Stop the confusion with this list of basic website terminology you should know so that you can plan and design your website for maximum impact!
When working with clients, the biggest cause for confusion is the website terminology. You know, all the jargon and words that are thrown around like confetti and cause even more confusion? Because I was getting so many of the same questions, I decided to create a ‘Website Jargon 101’ blog post to help clear any confusion. Not only will this help you understand your website layout but, if you ever work with a web designer, you’ll be able to speak the same language – hello efficiency!
The Basic Website Terms
Supernavigation or secondary navigation menu: The (often colored) bar at the very top of the website. It can be used for a specific call to action (i.e. now booking for October!) or have additional menu items that aren’t the main focus for visitors.

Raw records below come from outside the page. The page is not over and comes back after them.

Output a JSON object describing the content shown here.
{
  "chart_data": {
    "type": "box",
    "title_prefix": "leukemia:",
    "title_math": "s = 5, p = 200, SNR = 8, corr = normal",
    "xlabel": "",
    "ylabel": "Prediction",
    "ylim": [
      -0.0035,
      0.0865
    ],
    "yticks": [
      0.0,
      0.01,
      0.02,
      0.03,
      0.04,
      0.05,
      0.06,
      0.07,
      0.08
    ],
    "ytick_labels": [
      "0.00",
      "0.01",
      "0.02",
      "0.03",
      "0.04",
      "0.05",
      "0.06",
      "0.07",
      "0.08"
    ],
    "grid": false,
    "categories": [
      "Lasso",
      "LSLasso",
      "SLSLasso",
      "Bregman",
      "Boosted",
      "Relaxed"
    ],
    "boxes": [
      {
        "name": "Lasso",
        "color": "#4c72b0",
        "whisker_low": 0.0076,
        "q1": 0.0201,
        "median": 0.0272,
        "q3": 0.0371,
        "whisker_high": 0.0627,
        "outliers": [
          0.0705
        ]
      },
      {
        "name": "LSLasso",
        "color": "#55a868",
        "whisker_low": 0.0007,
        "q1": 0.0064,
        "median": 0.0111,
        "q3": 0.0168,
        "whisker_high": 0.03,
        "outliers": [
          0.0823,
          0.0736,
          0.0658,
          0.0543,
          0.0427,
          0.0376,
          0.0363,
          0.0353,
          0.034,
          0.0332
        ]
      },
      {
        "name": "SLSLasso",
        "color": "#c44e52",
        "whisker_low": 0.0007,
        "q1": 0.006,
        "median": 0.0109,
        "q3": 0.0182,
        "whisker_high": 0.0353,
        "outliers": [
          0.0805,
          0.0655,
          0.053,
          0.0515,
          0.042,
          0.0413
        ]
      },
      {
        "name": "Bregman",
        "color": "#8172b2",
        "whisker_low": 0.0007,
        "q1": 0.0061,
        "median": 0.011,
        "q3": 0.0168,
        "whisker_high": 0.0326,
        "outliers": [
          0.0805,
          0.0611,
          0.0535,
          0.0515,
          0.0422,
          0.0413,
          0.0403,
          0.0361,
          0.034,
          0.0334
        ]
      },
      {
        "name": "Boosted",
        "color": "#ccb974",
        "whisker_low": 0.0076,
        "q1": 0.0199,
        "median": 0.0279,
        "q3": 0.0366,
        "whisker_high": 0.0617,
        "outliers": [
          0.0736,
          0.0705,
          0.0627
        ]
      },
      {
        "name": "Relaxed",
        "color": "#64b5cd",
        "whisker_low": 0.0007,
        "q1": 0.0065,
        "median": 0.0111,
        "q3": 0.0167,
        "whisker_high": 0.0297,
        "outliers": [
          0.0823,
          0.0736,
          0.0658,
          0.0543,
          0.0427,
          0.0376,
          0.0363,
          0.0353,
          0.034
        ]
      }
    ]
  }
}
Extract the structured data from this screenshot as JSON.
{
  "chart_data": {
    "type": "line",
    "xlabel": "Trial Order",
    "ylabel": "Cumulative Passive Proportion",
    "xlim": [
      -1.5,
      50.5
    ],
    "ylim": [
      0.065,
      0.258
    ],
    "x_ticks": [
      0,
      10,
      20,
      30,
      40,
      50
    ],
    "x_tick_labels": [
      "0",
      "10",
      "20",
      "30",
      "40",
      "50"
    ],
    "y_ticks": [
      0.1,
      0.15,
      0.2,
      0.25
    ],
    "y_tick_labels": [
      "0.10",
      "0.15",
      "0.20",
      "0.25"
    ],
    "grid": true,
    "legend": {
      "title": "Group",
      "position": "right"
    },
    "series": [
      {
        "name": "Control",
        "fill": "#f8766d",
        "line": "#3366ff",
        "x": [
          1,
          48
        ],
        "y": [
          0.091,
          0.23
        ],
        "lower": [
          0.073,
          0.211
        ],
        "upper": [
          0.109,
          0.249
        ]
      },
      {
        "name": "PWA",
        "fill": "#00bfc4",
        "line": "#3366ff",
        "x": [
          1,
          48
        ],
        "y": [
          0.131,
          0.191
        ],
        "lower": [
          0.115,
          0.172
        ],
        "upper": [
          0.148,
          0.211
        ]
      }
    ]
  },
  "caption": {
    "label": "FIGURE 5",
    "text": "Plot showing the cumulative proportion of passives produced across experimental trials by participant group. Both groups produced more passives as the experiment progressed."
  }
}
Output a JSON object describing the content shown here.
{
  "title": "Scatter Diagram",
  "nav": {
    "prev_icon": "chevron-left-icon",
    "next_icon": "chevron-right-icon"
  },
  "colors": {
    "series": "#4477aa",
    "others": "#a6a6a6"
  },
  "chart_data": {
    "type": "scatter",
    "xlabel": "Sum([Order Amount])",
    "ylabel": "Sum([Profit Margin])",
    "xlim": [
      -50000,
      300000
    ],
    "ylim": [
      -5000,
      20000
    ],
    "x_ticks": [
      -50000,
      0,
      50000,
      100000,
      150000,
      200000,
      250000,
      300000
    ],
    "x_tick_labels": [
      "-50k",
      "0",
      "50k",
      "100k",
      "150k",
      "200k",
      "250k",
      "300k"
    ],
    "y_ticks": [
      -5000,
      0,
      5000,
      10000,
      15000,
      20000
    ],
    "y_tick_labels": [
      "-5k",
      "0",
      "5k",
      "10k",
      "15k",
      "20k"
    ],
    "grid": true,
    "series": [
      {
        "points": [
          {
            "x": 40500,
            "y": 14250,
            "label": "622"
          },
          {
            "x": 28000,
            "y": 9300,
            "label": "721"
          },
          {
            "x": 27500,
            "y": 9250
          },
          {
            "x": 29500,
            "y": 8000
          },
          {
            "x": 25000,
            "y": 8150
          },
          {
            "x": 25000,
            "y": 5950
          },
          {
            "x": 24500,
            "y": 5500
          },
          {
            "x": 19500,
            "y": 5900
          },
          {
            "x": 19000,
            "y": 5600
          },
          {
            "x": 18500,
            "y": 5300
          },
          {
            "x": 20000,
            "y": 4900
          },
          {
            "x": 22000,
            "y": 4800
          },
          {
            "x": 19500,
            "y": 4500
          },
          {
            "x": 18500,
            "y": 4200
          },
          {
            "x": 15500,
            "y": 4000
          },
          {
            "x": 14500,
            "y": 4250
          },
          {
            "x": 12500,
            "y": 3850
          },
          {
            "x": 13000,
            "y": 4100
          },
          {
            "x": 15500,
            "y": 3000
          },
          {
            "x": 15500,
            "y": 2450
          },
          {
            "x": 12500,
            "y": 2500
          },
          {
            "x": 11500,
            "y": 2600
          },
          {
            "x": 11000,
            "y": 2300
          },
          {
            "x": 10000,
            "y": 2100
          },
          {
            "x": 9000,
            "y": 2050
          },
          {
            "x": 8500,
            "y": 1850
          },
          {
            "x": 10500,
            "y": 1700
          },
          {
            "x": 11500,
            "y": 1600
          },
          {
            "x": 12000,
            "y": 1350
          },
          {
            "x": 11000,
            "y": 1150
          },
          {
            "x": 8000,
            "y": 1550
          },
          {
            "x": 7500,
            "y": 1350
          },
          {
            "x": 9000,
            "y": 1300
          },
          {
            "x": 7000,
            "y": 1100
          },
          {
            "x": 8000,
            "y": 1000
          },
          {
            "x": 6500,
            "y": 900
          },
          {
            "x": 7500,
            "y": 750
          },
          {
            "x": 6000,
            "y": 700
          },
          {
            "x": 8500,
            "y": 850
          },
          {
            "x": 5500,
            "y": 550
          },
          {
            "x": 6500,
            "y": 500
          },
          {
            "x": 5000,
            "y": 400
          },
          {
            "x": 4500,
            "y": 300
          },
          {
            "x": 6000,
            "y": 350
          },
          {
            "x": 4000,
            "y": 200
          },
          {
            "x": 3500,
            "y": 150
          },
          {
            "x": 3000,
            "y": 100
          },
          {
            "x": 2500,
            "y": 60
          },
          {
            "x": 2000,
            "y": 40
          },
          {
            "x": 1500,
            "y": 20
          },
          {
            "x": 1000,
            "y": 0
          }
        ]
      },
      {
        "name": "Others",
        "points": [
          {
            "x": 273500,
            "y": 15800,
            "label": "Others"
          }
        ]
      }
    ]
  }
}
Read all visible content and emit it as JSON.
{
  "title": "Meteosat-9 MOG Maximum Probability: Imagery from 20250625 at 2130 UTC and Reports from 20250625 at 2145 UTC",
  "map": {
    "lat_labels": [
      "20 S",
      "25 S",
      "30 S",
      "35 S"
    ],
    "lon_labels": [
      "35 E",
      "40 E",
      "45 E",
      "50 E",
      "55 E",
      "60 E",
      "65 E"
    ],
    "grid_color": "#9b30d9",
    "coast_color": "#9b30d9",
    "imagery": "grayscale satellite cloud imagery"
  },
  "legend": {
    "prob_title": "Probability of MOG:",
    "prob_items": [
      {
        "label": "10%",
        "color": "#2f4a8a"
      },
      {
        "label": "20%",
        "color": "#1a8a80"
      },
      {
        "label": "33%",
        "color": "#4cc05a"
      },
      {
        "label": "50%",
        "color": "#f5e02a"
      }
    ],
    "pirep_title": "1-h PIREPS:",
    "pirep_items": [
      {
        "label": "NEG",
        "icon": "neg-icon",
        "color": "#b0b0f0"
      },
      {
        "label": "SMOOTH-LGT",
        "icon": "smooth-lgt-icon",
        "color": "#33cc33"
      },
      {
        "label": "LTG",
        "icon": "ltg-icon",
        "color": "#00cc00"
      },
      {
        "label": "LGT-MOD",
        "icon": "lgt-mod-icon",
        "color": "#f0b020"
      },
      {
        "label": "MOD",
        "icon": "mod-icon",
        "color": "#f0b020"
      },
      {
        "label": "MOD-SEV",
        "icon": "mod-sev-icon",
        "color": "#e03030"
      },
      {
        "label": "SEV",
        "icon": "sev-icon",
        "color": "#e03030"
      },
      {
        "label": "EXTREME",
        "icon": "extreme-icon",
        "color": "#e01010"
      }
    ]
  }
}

Navigation menu: The main page(s) you want page visitors to navigate to. Generally, the main navigation menu should include no more than six items.
Submenu: The pages included as a sub menu item in your navigation menu. For example, the main navigation menu may include ‘Services’ as the submenu items are ‘design’, ‘strategy’ and ‘digital marketing’. Each submenu item is an individual web page.
Landing page: A web page that does not have a header section and navigation menu. The idea of a landing page is that the visitor cannot navigate to another page without taking action, i.e. submitting their contact information.
Header: The items at the very top of each web page (with the exception of a landing page). Most often this includes the navigation menu, business logo and secondary navigation menu.
Hero image: The image (most often full-width) at the top of the page, directly under the header.
Email subscriber form: A form that collects only basic contact information from a visitor and is linked to your email service provider, i.e. Mailerlite, Mailchimp, Convertkit, Constant Contact, etc. Generally, the visitor enters their name and email address in exchange for something free like an e-book, PDF or template.
Contact form: A form that collects the visitors information along with space for a personal message. This form is connected to your business/personal email account, NOT an email service provider, and is most often used for client inquiries or personal messages.
Sidebar: A vertical section to the right or left of a blog post with additional information such as new blog posts, social media icons, an ‘about me’ picture or email subscriber form.
Call to action: A powerful statement that calls the visitor to take a specific action. Generally, calls to action (CTA) are followed with a colored button and a verb like ‘Subscribe’.
Footer: The area at the very bottom of each web page that can include the same information as what’s in the header or something different.